Sunday, February 10, 2008

For the Love of Music

The relationship between Walter and Clarisse is centered around Clarisse's wholehearted love of music. Growing up in an environment where she was surrounded by stage sets and designs (i.e. things she thought was a "decoration" added to the music), Clarisse "had come to loathe from the depths of her soul everything voluptuary in art" (50). This is perhaps a part of reason why Wagner, who pursued Gesamtkunstwerk.

Also, I think Clarisse had already established her liking for a certain kind of music, such as Beethoven. And being a devoted music-lover that she is, this liking is probably a lot stronger than that of most people. Meanwhile, Musil provides a description of modernists artists as that "all the people involved in destroying the achievements of a preceding good epoch feel they are improving on them" (53). It is possible that Clarisse disliked playing Wagner for that, because Beethoven was already a "genius" to her.

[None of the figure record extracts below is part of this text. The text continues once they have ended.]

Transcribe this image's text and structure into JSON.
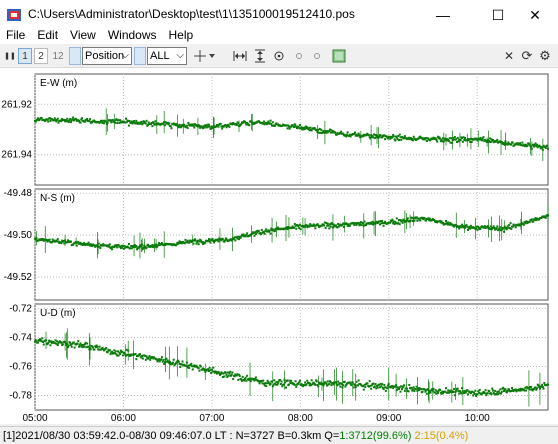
{
  "window": {
    "title": "C:\\Users\\Administrator\\Desktop\\test\\1\\135100019512410.pos",
    "min_glyph": "—",
    "max_glyph": "☐",
    "close_glyph": "✕"
  },
  "menu": [
    "File",
    "Edit",
    "View",
    "Windows",
    "Help"
  ],
  "toolbar": {
    "pause_glyph": "❚❚",
    "btn1": "1",
    "btn2": "2",
    "btn12": "12",
    "plot_type": "Position",
    "solution": "ALL",
    "close_glyph": "✕",
    "refresh_glyph": "⟳",
    "settings_glyph": "⚙"
  },
  "chart_data": [
    {
      "type": "scatter",
      "ylabel": "E-W (m)",
      "yticks": [
        "261.92",
        "261.94"
      ],
      "ytick_values": [
        261.92,
        261.94
      ],
      "ylim": [
        261.952,
        261.908
      ],
      "trend": [
        [
          0,
          261.926
        ],
        [
          1,
          261.927
        ],
        [
          1.5,
          261.928
        ],
        [
          2,
          261.929
        ],
        [
          2.5,
          261.927
        ],
        [
          3,
          261.929
        ],
        [
          3.5,
          261.932
        ],
        [
          4,
          261.933
        ],
        [
          4.5,
          261.934
        ],
        [
          5,
          261.934
        ],
        [
          5.5,
          261.936
        ],
        [
          5.8,
          261.937
        ]
      ],
      "noise": 0.0015,
      "color": "#0b7a0b"
    },
    {
      "type": "scatter",
      "ylabel": "N-S (m)",
      "yticks": [
        "-49.48",
        "-49.50",
        "-49.52"
      ],
      "ytick_values": [
        -49.48,
        -49.5,
        -49.52
      ],
      "ylim": [
        -49.531,
        -49.478
      ],
      "trend": [
        [
          0,
          -49.502
        ],
        [
          0.5,
          -49.504
        ],
        [
          1,
          -49.506
        ],
        [
          1.4,
          -49.505
        ],
        [
          1.8,
          -49.503
        ],
        [
          2.2,
          -49.502
        ],
        [
          2.6,
          -49.498
        ],
        [
          3,
          -49.496
        ],
        [
          3.5,
          -49.495
        ],
        [
          4,
          -49.494
        ],
        [
          4.4,
          -49.492
        ],
        [
          4.8,
          -49.496
        ],
        [
          5.3,
          -49.497
        ],
        [
          5.8,
          -49.491
        ]
      ],
      "noise": 0.0018,
      "color": "#0b7a0b"
    },
    {
      "type": "scatter",
      "ylabel": "U-D (m)",
      "yticks": [
        "-0.72",
        "-0.74",
        "-0.76",
        "-0.78"
      ],
      "ytick_values": [
        -0.72,
        -0.74,
        -0.76,
        -0.78
      ],
      "ylim": [
        -0.79,
        -0.717
      ],
      "trend": [
        [
          0,
          -0.742
        ],
        [
          0.5,
          -0.745
        ],
        [
          0.9,
          -0.75
        ],
        [
          1.3,
          -0.754
        ],
        [
          1.8,
          -0.76
        ],
        [
          2.2,
          -0.766
        ],
        [
          2.6,
          -0.771
        ],
        [
          3,
          -0.772
        ],
        [
          3.5,
          -0.772
        ],
        [
          4,
          -0.774
        ],
        [
          4.5,
          -0.777
        ],
        [
          5,
          -0.778
        ],
        [
          5.5,
          -0.776
        ],
        [
          5.8,
          -0.773
        ]
      ],
      "noise": 0.0035,
      "color": "#0b7a0b"
    }
  ],
  "xticks": [
    "05:00",
    "06:00",
    "07:00",
    "08:00",
    "09:00",
    "10:00"
  ],
  "xtick_values": [
    0,
    1,
    2,
    3,
    4,
    5
  ],
  "xlim": [
    0,
    5.8
  ],
  "status": {
    "prefix": "[1]2021/08/30 03:59:42.0-08/30 09:46:07.0 LT : N=3727 B=0.3km Q=",
    "q1": "1:3712(99.6%)",
    "q2": "2:15(0.4%)",
    "q1_color": "#008000",
    "q2_color": "#d4a000"
  }
}
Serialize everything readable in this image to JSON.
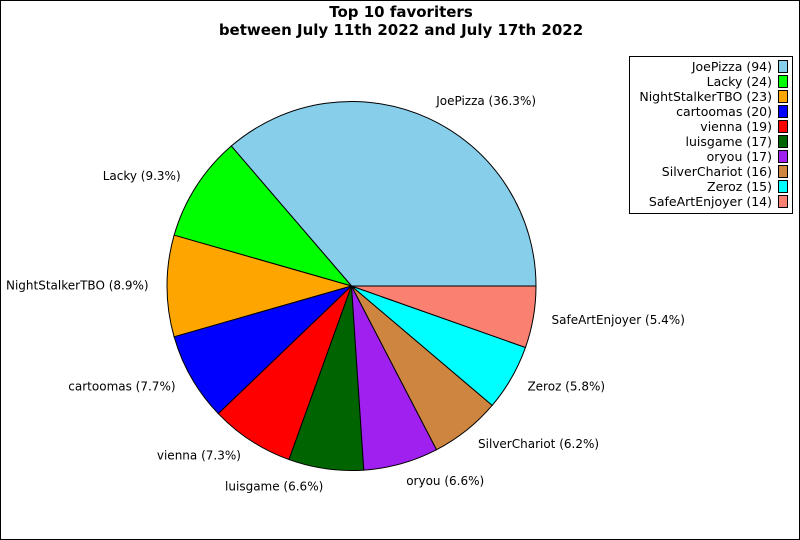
{
  "chart_data": {
    "type": "pie",
    "title_lines": [
      "Top 10 favoriters",
      "between July 11th 2022 and July 17th 2022"
    ],
    "labels": [
      "JoePizza",
      "Lacky",
      "NightStalkerTBO",
      "cartoomas",
      "vienna",
      "luisgame",
      "oryou",
      "SilverChariot",
      "Zeroz",
      "SafeArtEnjoyer"
    ],
    "values": [
      94,
      24,
      23,
      20,
      19,
      17,
      17,
      16,
      15,
      14
    ],
    "slice_labels": [
      "JoePizza (36.3%)",
      "Lacky (9.3%)",
      "NightStalkerTBO (8.9%)",
      "cartoomas (7.7%)",
      "vienna (7.3%)",
      "luisgame (6.6%)",
      "oryou (6.6%)",
      "SilverChariot (6.2%)",
      "Zeroz (5.8%)",
      "SafeArtEnjoyer (5.4%)"
    ],
    "legend_entries": [
      "JoePizza (94)",
      "Lacky (24)",
      "NightStalkerTBO (23)",
      "cartoomas (20)",
      "vienna (19)",
      "luisgame (17)",
      "oryou (17)",
      "SilverChariot (16)",
      "Zeroz (15)",
      "SafeArtEnjoyer (14)"
    ],
    "colors": [
      "#87ceeb",
      "#00ff00",
      "#ffa500",
      "#0000ff",
      "#ff0000",
      "#006400",
      "#a020f0",
      "#cd853f",
      "#00ffff",
      "#fa8072"
    ],
    "start_angle_deg": 0,
    "direction": "counterclockwise",
    "legend_placement": "top-right"
  }
}
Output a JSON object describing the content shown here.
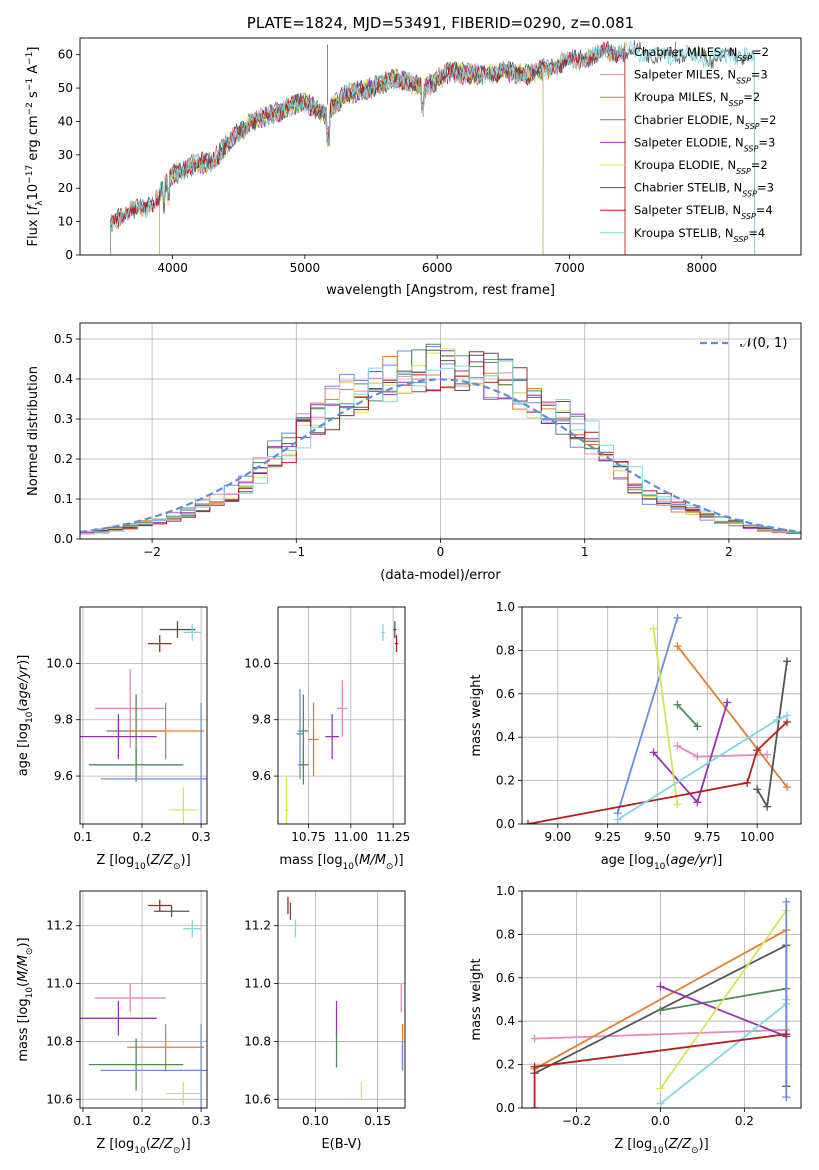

When Walter and Clarisse sit down in front of the piano, they have a certain commitment as musicians. Music clearly means a lot to them, and even if they didn't like each other at all, for example, I think they will still play cooperatively to keep the music that they produce beautiful. They therefore get along very well when they are playing a duet, unless Walter is playing Wagner. They don't have the same sort of connection when they are simply having a conversation. Clarisse probably simply loves the music talent in Walter, and not Walter himself. That is why her love is strong when they are playing a duet, weaker when they are not, and even rejects when Walter plays Wagner.